Amid continued Tory unrest that saw the resignation of Lord Keen, the UK government’s law officer for Scotland, the government agreed an amendment broadly similar to Neill’s plan.

This did not satisfy every malcontent, with May using a Commons speech last week to condemn the idea of ditching elements of the withdrawal agreement, which has the status of a treaty and is thus protected under international law, as “reckless” and “irresponsible”.

Speaking for Labour on Tuesday, the shadow business minister Lucy Powell said the government was being reckless and “using Northern Ireland as a pawn in a wider negotiating strategy”.

She added: “The government are playing a dangerous game, and it’s the people and businesses of Northern Ireland who risk paying the price.”

Tobias Ellwood, the former defence minister who abstained in the last vote, said he and some colleague would support the bill out of necessity.

“Many people will be far from content, but they recognise the politics of where we sit,” he said. “We’re just running out of time. If a number of planets were to align we would find ourselves in a worse place where the absence of this legislation could cause more problems on top of no deal.

“No deal would be damaging on so many fronts, but for us not to have the basis for an internal market in place, which 80% or 90% of this bill focuses on – you’ve got to have it in place by 1 January.”

The bill will now move to the Lords, where Johnson faces potentially stiffer opposition, not least from Michael Howard, the former Tory leader who has also condemned the law-breaking plan.

However, the timetable for the Lords has yet to be set out, prompting more speculation that the contentious elements might be aimed more as a negotiating stick for the EU rather than an urgent legal necessity.

Lord Neuberger, former president of the supreme court, has condemned the bill as a “flagrant breach” of the UK’s international law obligations that would “muzzle” British courts.

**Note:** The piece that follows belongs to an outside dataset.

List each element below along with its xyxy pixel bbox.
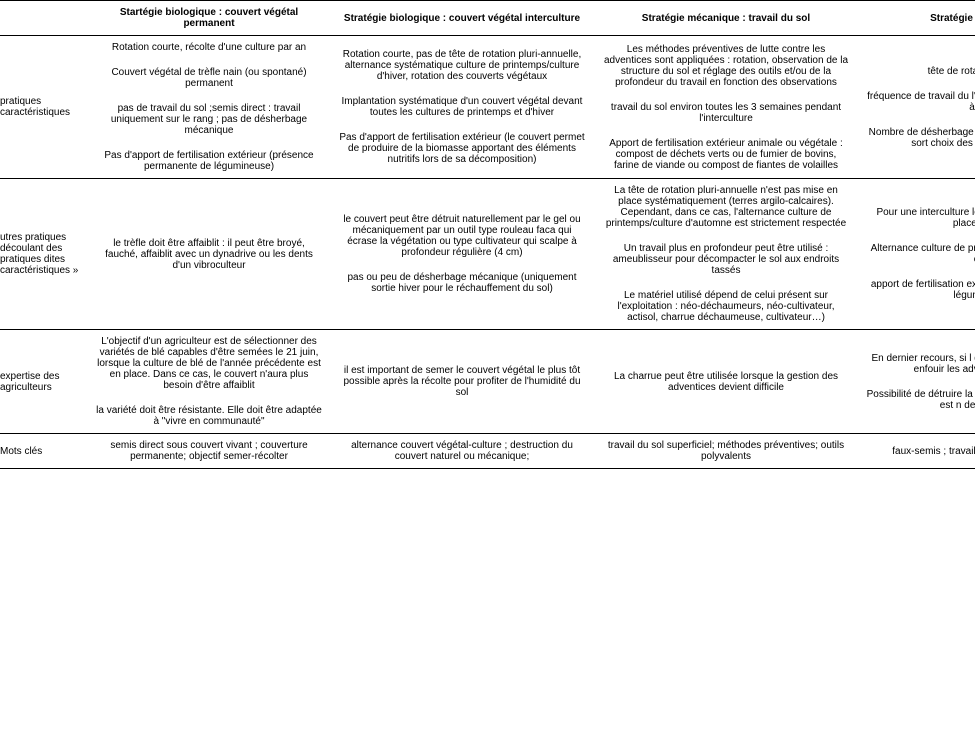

Speaking at an online seminar organised by the International Bar Association on Tuesday evening, Neuberger said there would be moral and practical ramifications.

He asked how the government, which is passing some “pretty draconian” laws through Covid-19 health regulations, could expect people to obey them if it is “seen to be breaking its obligations on the international law stage”.

At the same meeting, Prof Philippe Sands QC, warned that the government’s threat to break international law would “undermine the UK’s negotiating position” in any future treaties with other countries and destroy our reputation for being trustworthy.

Dominic Grieve QC, the former Conservative attorney general, said the bill was unprecedented, drives a “coach and horses” through the UK’s international obligations and would do “massive reputational damage” to the UK.